The American Hospital Association's governing bodies made several historic decisions at last week's AHA convention in Dallas, including one to transform the group into an organization primarily dedicated to representing health systems, not individual hospitals.
At its Aug. 6 meeting, the 25-member board approved what it called a "framework for future strategic planning" that sets the course for the association to represent hospitals or other organizations that operate integrated healthcare delivery systems rather than individual hospitals.
"AHA's vision is to become an association that represents and serves hospi- tals and integrated healthcare delivery networks that are accountable to the community and oriented towards community improvement," the 11-page policy document said.
The AHA would represent individual hospitals primarily through a facility's participation in an integrated delivery system.
No timetable was set for the conversion, which the document suggested was a long-range objective.
To accomplish its goal, the association will have to be a leader in pushing for the creation of integrated delivery systems, as well as a provider of advocacy, educational and other services to start-up and established systems, the document said. The AHA also must foster collaboration among other associations and trade groups representing the interests of components of integrated delivery systems, such as physicians, it said.

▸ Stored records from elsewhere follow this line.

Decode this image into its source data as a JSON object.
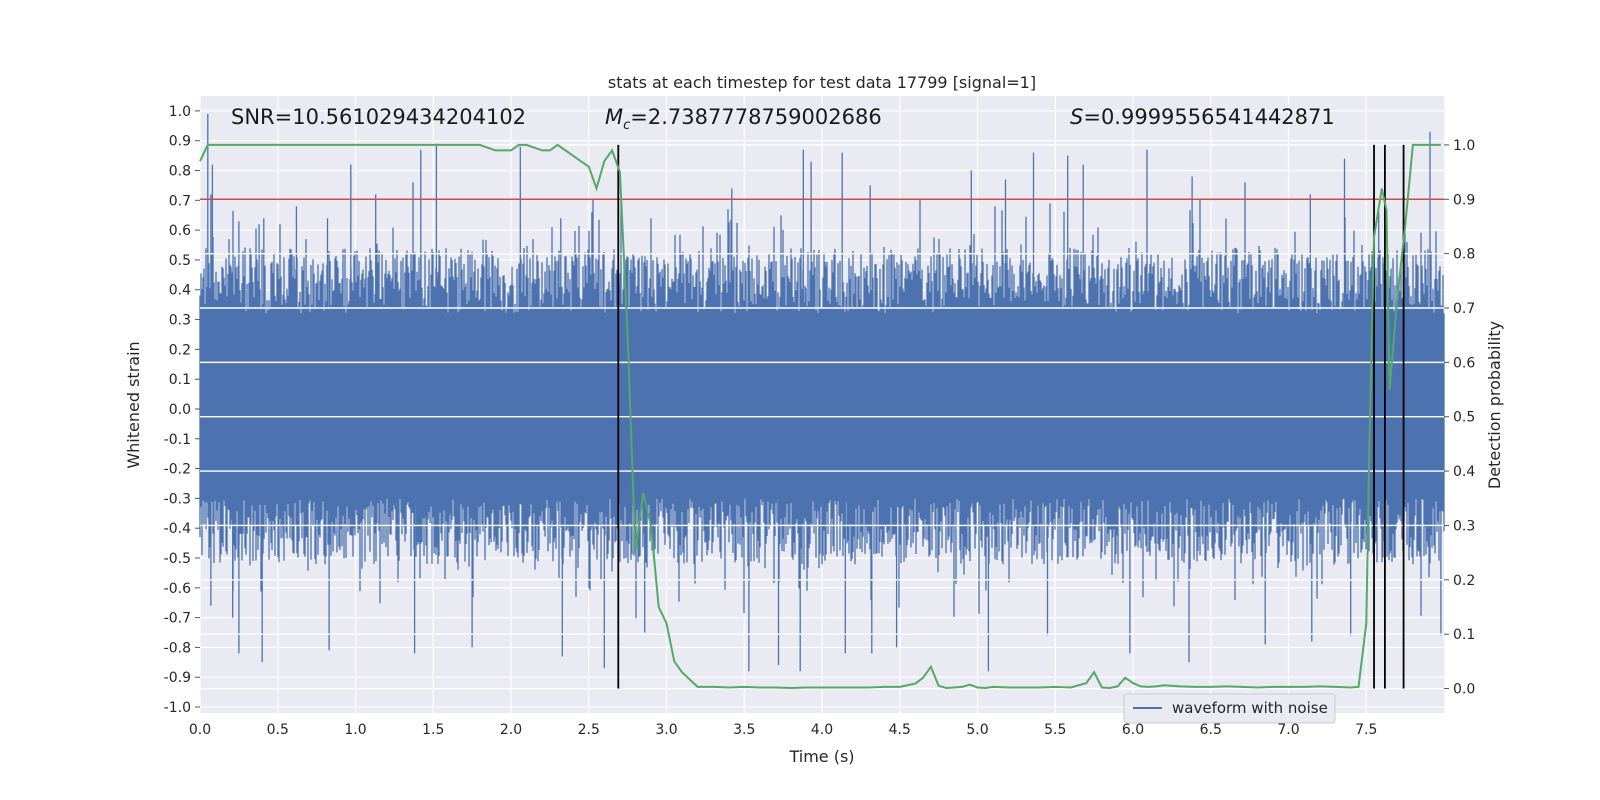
{
  "chart_data": {
    "type": "line",
    "title": "stats at each timestep for test data 17799 [signal=1]",
    "xlabel": "Time (s)",
    "ylabel": "Whitened strain",
    "y2label": "Detection probability",
    "xlim": [
      0.0,
      8.0
    ],
    "ylim": [
      -1.02,
      1.05
    ],
    "y2lim": [
      -0.045,
      1.09
    ],
    "x_ticks": [
      "0.0",
      "0.5",
      "1.0",
      "1.5",
      "2.0",
      "2.5",
      "3.0",
      "3.5",
      "4.0",
      "4.5",
      "5.0",
      "5.5",
      "6.0",
      "6.5",
      "7.0",
      "7.5"
    ],
    "y_ticks": [
      "1.0",
      "0.9",
      "0.8",
      "0.7",
      "0.6",
      "0.5",
      "0.4",
      "0.3",
      "0.2",
      "0.1",
      "0.0",
      "-0.1",
      "-0.2",
      "-0.3",
      "-0.4",
      "-0.5",
      "-0.6",
      "-0.7",
      "-0.8",
      "-0.9",
      "-1.0"
    ],
    "y2_ticks": [
      "1.0",
      "0.9",
      "0.8",
      "0.7",
      "0.6",
      "0.5",
      "0.4",
      "0.3",
      "0.2",
      "0.1",
      "0.0"
    ],
    "grid": true,
    "legend": {
      "location": "lower-right",
      "entries": [
        "waveform with noise"
      ]
    },
    "annotations": {
      "snr": "SNR=10.561029434204102",
      "mc_symbol": "M",
      "mc_sub": "c",
      "mc_value": "=2.7387778759002686",
      "s_symbol": "S",
      "s_value": "=0.9999556541442871"
    },
    "threshold": {
      "y2": 0.9,
      "color": "#c44e52"
    },
    "vertical_lines_x": [
      2.69,
      7.55,
      7.62,
      7.74
    ],
    "colors": {
      "waveform": "#4c72b0",
      "probability": "#55a868",
      "vlines": "#000000",
      "axes_bg": "#eaeaf2",
      "grid": "#ffffff"
    },
    "series": [
      {
        "name": "waveform with noise",
        "axis": "left",
        "sample_rate_hz": 2048,
        "typical_positive_envelope": 0.42,
        "typical_negative_envelope": -0.4,
        "peaks": [
          [
            0.05,
            0.99
          ],
          [
            0.07,
            0.72
          ],
          [
            0.08,
            0.82
          ],
          [
            0.25,
            0.63
          ],
          [
            0.38,
            0.62
          ],
          [
            0.41,
            0.64
          ],
          [
            0.62,
            0.68
          ],
          [
            0.82,
            0.64
          ],
          [
            0.97,
            0.82
          ],
          [
            1.13,
            0.72
          ],
          [
            1.37,
            0.76
          ],
          [
            1.42,
            0.87
          ],
          [
            1.52,
            0.89
          ],
          [
            2.06,
            0.88
          ],
          [
            2.32,
            0.64
          ],
          [
            2.52,
            0.66
          ],
          [
            2.9,
            0.64
          ],
          [
            3.42,
            0.74
          ],
          [
            3.88,
            0.87
          ],
          [
            3.93,
            0.83
          ],
          [
            4.13,
            0.86
          ],
          [
            4.31,
            0.75
          ],
          [
            4.63,
            0.7
          ],
          [
            4.96,
            0.8
          ],
          [
            5.18,
            0.77
          ],
          [
            5.36,
            0.86
          ],
          [
            5.58,
            0.85
          ],
          [
            5.68,
            0.82
          ],
          [
            6.09,
            0.87
          ],
          [
            6.38,
            0.78
          ],
          [
            6.72,
            0.76
          ],
          [
            7.14,
            0.72
          ],
          [
            7.36,
            0.84
          ],
          [
            7.58,
            0.66
          ],
          [
            7.91,
            0.93
          ],
          [
            0.07,
            -0.66
          ],
          [
            0.21,
            -0.7
          ],
          [
            0.25,
            -0.82
          ],
          [
            0.4,
            -0.85
          ],
          [
            0.83,
            -0.81
          ],
          [
            1.38,
            -0.82
          ],
          [
            1.75,
            -0.8
          ],
          [
            2.33,
            -0.83
          ],
          [
            2.6,
            -0.87
          ],
          [
            2.86,
            -0.75
          ],
          [
            3.53,
            -0.88
          ],
          [
            3.72,
            -0.86
          ],
          [
            3.86,
            -0.88
          ],
          [
            4.15,
            -0.82
          ],
          [
            4.32,
            -0.82
          ],
          [
            4.48,
            -0.8
          ],
          [
            5.07,
            -0.88
          ],
          [
            5.45,
            -0.76
          ],
          [
            5.98,
            -0.82
          ],
          [
            6.36,
            -0.85
          ],
          [
            6.85,
            -0.79
          ],
          [
            7.15,
            -0.78
          ],
          [
            7.4,
            -0.76
          ],
          [
            7.98,
            -0.76
          ]
        ]
      },
      {
        "name": "",
        "axis": "right",
        "x": [
          0.0,
          0.05,
          0.1,
          0.2,
          0.4,
          0.6,
          0.8,
          1.0,
          1.2,
          1.4,
          1.6,
          1.8,
          1.9,
          2.0,
          2.05,
          2.1,
          2.2,
          2.25,
          2.3,
          2.4,
          2.5,
          2.55,
          2.6,
          2.65,
          2.7,
          2.75,
          2.8,
          2.85,
          2.9,
          2.95,
          3.0,
          3.05,
          3.1,
          3.2,
          3.3,
          3.4,
          3.5,
          3.6,
          3.7,
          3.8,
          3.9,
          4.0,
          4.1,
          4.2,
          4.3,
          4.4,
          4.5,
          4.6,
          4.65,
          4.7,
          4.75,
          4.8,
          4.85,
          4.9,
          4.95,
          5.0,
          5.05,
          5.1,
          5.2,
          5.3,
          5.4,
          5.5,
          5.6,
          5.7,
          5.75,
          5.8,
          5.85,
          5.9,
          5.95,
          6.0,
          6.05,
          6.1,
          6.15,
          6.2,
          6.3,
          6.4,
          6.5,
          6.6,
          6.7,
          6.8,
          6.9,
          7.0,
          7.1,
          7.2,
          7.3,
          7.4,
          7.45,
          7.5,
          7.52,
          7.55,
          7.6,
          7.63,
          7.65,
          7.7,
          7.75,
          7.8,
          7.85,
          7.9,
          7.95,
          7.98
        ],
        "values": [
          0.97,
          1.0,
          1.0,
          1.0,
          1.0,
          1.0,
          1.0,
          1.0,
          1.0,
          1.0,
          1.0,
          1.0,
          0.99,
          0.99,
          1.0,
          1.0,
          0.99,
          0.99,
          1.0,
          0.98,
          0.96,
          0.92,
          0.97,
          0.99,
          0.95,
          0.65,
          0.25,
          0.36,
          0.3,
          0.15,
          0.12,
          0.05,
          0.03,
          0.003,
          0.003,
          0.002,
          0.003,
          0.002,
          0.002,
          0.001,
          0.002,
          0.002,
          0.002,
          0.002,
          0.002,
          0.003,
          0.003,
          0.009,
          0.02,
          0.04,
          0.005,
          0.001,
          0.002,
          0.003,
          0.007,
          0.002,
          0.001,
          0.003,
          0.002,
          0.002,
          0.002,
          0.003,
          0.002,
          0.01,
          0.03,
          0.002,
          0.001,
          0.004,
          0.02,
          0.01,
          0.004,
          0.003,
          0.004,
          0.006,
          0.004,
          0.003,
          0.003,
          0.004,
          0.003,
          0.002,
          0.003,
          0.003,
          0.003,
          0.004,
          0.003,
          0.002,
          0.003,
          0.12,
          0.45,
          0.83,
          0.92,
          0.88,
          0.55,
          0.72,
          0.85,
          1.0,
          1.0,
          1.0,
          1.0,
          1.0
        ]
      }
    ]
  }
}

In the document, the board acknowledged that moving in such a direction may put the association at odds with its traditional individual hospital membership, as well as state and local hospital associations that prefer to maintain their historic mission of individual hospital representation. To address this issue, the AHA "will develop a strategy that will enable it to relate to allied associations that are serving a traditional hospital membership as well as to those that are serving, or developing mechanisms to serve a broader-based integrator membership."
In other actions, the AHA's 218-member House of Delegates passed two significant bylaw changes at its Aug. 8 meeting. The changes previously were approved by the AHA board.
First, the house adopted a bylaws change that will allow up to two outside experts, dubbed "independents," to sit on the AHA's board. The move is designed to open up the board to outside interests, such as those of the business sector.
The AHA defined independents as "nationally prominent individuals from fields other than the practice of healthcare management or administration who demonstrated a significant interest in healthcare and health policy issues."
The house also adopted a bylaws change that permits the association to scrap its old membership dues system, which was a sliding fee scale based on hospital expenses, in favor of a new system that has yet to be determined. The old system resulted in double-digit dues increases for many AHA hospital members (June 13, p. 6).
Last year, total dues collected by the AHA from 5,692 paying hospital and individual members rose 14% to $60.9 million from about $53.5 million (See related story, p. 22).
In other policy actions at the Aug. 6 meeting, the board approved four principles of accountability that the AHA will use to develop policy on or respond to the accountability schemes contained in national and state healthcare reform plans and those pursued by private organizations, such as the Joint Commission on Accreditation of Healthcare Organizations and the National Committee for Quality Assurance.
The AHA said healthcare organizations should be accountable for delivering quality services, operating an internal performance improvement system, providing useful information to purchasers and consumers, and contributing to the health of their communities.
But in exchange, public or private organizations' accountability requirements must be flexible enough to satisfy their own needs while avoiding duplicative demands on providers. In fact, the AHA board recommended that all the organizations involved in developing accountability systems agree on common definitions for the data ele-ments they're seeking to collect and disseminate.
And, the AHA said, any information provided to the public must be "prepared and released in a fashion that enables the public to make valid observations."
The board's action comes less than two weeks after the JCAHO unveiled a five-star rating system to publicly release data on hospitals that undergo JCAHO accreditation surveys (Aug. 1, p. 6). The JCAHO's 28-member board, which has seven members representing the AHA, is expected to act on the rating system at its September meeting.
In his annual "town hall"-style presentation at the meeting, AHA President Richard Davidson didn't mention the star rating system, which has been panned by some state hospital association executives. But Mr. Davidson acknowledged that the AHA has been lax in giving the JCAHO clear views on accreditation and public accountability issues.
With the principles now in place, Mr. Davidson said he anticipated that the association would be preparing a position specifically on accreditation in a reformed national healthcare system. He said the AHA board may consider the position as soon as the panel's next meeting in December.
Finally, the board passed a resolution approving the sale of the association's longtime, two-building complex on Chicago's Near North Side. The AHA is relocating to leased office space in a building in Chicago's downtown area and is negotiating to sell the old building.
The AHA's treasurer's report, released at the Dallas meeting, indicated that the association expects to sell the building for $9 million.